Is there a way to do clustalo profile-profile alignment without adding gaps to first profile?
1
0
Entering edit mode
5.5 years ago
DNAngel ▴ 240

Solved: I stopped using clustalo and went back to mafft (originally what I wanted to use) but it was unable to read my alignments. This was due to non-typical characters that were inserted in my exon alignments ("!" and "?"), but after converting those into dashes, mafft read the alignment properly and I was able to append my new species while maintaining the reading frame of my original MSA. For those who may need to do the same, I used (windows, cygwin):

\$ mafft --addfull outgroup_species.fasta --keeplength prealigned_msa.fasta > combined_msa.fasta

I need to align a new sequence to a pre-existing multiple sequence alignment. I know how to run clustalo profile-profile alignment where I treat my one new sequence as a separate alignment. But everytime I run this process, the pre-existing MSA gets gaps added between columns but I need to avoid this as it is ruining my reading frame.
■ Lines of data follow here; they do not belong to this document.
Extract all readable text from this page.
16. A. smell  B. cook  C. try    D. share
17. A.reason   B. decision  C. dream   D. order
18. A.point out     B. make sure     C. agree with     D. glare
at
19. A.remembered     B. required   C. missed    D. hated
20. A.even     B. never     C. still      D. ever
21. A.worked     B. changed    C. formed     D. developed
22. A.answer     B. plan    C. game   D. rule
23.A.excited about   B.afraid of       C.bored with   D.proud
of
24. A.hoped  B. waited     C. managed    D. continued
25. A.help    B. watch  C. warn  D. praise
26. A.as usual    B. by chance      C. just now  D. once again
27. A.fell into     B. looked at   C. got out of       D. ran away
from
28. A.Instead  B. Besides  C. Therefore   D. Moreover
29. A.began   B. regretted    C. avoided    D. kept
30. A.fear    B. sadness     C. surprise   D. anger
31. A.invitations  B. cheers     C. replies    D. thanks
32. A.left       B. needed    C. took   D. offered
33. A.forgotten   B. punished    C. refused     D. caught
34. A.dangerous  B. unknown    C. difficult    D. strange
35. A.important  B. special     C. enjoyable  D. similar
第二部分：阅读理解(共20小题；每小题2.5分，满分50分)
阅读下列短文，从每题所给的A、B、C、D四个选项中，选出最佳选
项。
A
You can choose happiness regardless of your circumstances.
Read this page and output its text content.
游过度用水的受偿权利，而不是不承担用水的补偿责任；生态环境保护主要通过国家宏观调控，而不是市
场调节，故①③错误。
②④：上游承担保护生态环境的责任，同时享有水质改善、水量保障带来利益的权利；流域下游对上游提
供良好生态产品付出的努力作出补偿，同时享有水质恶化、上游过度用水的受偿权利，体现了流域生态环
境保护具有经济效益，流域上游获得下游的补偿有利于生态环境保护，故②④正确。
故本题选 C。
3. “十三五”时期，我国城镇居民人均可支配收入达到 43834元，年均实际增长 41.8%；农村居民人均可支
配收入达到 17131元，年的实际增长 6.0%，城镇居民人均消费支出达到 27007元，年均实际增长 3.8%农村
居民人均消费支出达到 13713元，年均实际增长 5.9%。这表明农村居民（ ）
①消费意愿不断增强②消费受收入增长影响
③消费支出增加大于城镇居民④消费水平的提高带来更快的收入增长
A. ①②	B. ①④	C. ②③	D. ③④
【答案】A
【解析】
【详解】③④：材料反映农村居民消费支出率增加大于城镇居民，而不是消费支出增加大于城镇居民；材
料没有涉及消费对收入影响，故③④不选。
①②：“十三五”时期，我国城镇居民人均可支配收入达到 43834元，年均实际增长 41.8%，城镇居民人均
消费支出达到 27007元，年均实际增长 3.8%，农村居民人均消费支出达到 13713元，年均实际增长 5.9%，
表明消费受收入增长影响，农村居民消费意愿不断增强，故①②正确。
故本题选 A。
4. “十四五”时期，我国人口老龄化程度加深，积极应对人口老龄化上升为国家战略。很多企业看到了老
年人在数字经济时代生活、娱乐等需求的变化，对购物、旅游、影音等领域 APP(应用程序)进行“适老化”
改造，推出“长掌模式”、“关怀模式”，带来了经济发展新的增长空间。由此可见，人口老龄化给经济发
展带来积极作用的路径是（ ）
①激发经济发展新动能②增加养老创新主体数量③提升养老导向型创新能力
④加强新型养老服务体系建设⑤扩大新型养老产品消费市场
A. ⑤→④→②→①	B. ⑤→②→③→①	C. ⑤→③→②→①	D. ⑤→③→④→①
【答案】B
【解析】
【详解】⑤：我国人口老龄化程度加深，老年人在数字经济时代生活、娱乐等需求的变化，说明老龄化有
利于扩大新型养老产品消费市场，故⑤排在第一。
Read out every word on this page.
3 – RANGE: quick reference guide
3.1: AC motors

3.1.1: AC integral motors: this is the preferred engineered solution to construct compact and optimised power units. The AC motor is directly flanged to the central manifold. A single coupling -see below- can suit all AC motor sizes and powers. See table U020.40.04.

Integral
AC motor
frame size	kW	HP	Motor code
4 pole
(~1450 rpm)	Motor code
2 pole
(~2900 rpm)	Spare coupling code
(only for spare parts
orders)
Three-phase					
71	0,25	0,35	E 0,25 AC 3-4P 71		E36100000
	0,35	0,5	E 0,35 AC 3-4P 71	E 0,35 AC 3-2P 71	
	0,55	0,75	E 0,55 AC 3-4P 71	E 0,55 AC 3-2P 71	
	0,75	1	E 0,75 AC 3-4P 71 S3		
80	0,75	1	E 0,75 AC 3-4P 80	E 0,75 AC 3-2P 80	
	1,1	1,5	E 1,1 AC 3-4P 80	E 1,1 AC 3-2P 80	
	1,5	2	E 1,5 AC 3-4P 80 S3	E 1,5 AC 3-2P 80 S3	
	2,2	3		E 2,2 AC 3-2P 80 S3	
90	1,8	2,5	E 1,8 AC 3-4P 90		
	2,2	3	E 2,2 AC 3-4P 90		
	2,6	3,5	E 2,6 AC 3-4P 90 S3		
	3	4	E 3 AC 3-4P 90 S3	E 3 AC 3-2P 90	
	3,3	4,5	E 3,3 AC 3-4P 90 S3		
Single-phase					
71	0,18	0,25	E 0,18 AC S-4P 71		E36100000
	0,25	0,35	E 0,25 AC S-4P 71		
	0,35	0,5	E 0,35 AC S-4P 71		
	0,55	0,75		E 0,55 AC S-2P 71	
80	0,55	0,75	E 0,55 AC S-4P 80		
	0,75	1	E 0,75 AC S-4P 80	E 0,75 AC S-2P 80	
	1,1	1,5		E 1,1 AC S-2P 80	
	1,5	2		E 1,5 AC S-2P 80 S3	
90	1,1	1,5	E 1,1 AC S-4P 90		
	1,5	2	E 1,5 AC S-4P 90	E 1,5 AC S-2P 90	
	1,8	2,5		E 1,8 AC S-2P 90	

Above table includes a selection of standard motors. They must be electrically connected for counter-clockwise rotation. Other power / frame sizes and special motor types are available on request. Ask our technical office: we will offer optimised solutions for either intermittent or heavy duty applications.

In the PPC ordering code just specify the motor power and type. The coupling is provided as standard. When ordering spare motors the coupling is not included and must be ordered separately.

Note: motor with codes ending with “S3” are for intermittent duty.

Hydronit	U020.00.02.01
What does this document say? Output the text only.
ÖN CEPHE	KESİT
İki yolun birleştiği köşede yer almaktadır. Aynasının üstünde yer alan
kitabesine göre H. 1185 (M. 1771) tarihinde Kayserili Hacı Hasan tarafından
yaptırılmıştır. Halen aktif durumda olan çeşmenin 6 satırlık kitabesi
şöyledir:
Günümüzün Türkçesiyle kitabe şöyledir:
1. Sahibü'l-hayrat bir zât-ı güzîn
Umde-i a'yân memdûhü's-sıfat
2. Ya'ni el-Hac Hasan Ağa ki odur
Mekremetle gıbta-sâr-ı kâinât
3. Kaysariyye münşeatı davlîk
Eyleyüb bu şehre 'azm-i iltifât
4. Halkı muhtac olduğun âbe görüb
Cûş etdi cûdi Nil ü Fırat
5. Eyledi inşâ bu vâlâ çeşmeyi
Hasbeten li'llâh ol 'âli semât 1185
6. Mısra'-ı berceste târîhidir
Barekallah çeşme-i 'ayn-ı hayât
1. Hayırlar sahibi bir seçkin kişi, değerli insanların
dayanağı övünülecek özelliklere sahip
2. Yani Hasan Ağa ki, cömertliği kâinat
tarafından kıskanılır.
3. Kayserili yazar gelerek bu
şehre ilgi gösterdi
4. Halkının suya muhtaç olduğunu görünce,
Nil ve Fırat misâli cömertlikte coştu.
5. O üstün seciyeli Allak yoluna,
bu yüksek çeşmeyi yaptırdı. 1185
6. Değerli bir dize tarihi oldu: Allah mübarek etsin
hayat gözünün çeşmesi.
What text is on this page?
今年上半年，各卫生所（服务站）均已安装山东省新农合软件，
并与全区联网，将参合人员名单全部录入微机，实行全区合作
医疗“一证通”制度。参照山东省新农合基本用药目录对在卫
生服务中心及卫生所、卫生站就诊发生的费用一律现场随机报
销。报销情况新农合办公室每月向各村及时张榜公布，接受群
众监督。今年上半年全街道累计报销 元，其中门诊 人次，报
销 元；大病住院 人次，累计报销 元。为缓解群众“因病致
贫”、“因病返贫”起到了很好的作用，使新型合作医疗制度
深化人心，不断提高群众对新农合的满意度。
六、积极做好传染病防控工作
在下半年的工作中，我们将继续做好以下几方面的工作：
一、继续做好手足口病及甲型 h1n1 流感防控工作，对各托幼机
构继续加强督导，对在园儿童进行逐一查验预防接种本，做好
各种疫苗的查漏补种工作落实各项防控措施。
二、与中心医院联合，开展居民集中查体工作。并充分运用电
Is there an option to simply not alter the first profile alignment at all?

Sample of my pre-aligned MSA (if I were looking at the first 4 exons):

>sp1
----ATGCTC---ATAT
>sp2
----ATGGTC---ATAT
>sp3
CCAT---------ATAT   # These gaps are inserted to represent a missing exon
>sp4
CCATATGGTCCCC----   # Gaps needed to maintain the reading frame per exon


The sequence I want to add to the pre-aligned MSA (it has some extra bases that I show with () that need to be trimmed after aligned; all exons included as this is a reference sequence):

>outgroup
CCATAT(T)GGTCCCCATAT(TCA)


Ideal output:

>sp1
----ATGCTC---ATAT
>sp2
----ATGGTC---ATAT
>sp3
CCAT---------ATAT
>sp4
CCATATGGTCCCC----
>outgroup
CCATATGGTCCCCATAT


Not sure how to align the new sequence while maintaining the length of the MSA, because if it does add columns it will mess up the reading frame. I cannot convert the bases to amino acids either because I will have to work in nucleotides for future dN/dS ratios.

profile-profile alignment clustalo • 2.3k views
0
Entering edit mode

Why have you asked the same question twice?

0
Entering edit mode

Desperate times. My original question led me to finding the clustalo answer, which still causes some problems for me. I deleted it anyways.

0
Entering edit mode
5.5 years ago
h.mon 34k

Maybe mafft with --add and --keeplength will do what you want.

0
Entering edit mode

That was a program I was using but it keeps giving me an error saying my first profile is unaligned. Which is untrue because it is aligned. There are gaps at the start and at the end but those are required (everything is aligned by exon first, then concatenated). I've emailed their helpdesk but have no heard back yet so I was looking into clustalo which seems to accept my profile as aligned. I really want to use MAFFT though for the keep length function...really hoping they will get back to me asap!

0
Entering edit mode

I'd suggest you show us some of your sample data (alignments)

0
Entering edit mode

Edited my main question to show an example. Even if the program can insert gap columns according to the new sequence (outgroup species) into the original MSA, the --keeplength would then ideally remove those columns at the end so it only edits the new sequence and maintains the MSA.

Mafft finds my MSA to be unaligned and I am thinking it is because some species just did not have exons returned from the next-gen analysis, so gaps were inserted to indicate a missing exon. I cannot realign the whole thing after because it aligns the wrong exons together at the end. :/

0
Entering edit mode

Are you trying to add an outgroup to an existing MSA?

0
Entering edit mode

Yes I need to align it to the MSA. It is just one species sequence.

0
Entering edit mode

I might be wrong, but I'm not sure its scientifically very robust to add the outgroup after the fact. It'd be akin to me doing an experiment control separately from the rest of the experiment. The parameters of your first and second bouts of alignment might not be the same, especially if you've had to use 2 different softwares to do it.

0
Entering edit mode

The first alignment were for study species (I did not run the tests the dataset was given to me after the fact to run some tests), but in order to run phylogenetic tests I would need an outgroup. I'd have no choice but to add it after extracting the exons for a specific gene for all the study species. :S

0
Entering edit mode

Ah I got it to work. It was due to ambiguous characters in the alignment that are produced after quality checks that was making mafft think the sequences were missing bases and thus, unaligned.

After converting all "!" symbols to "-" (and "?" to "-") the alignment was read properly and the sequence was added using mafft without changing the original MSA length!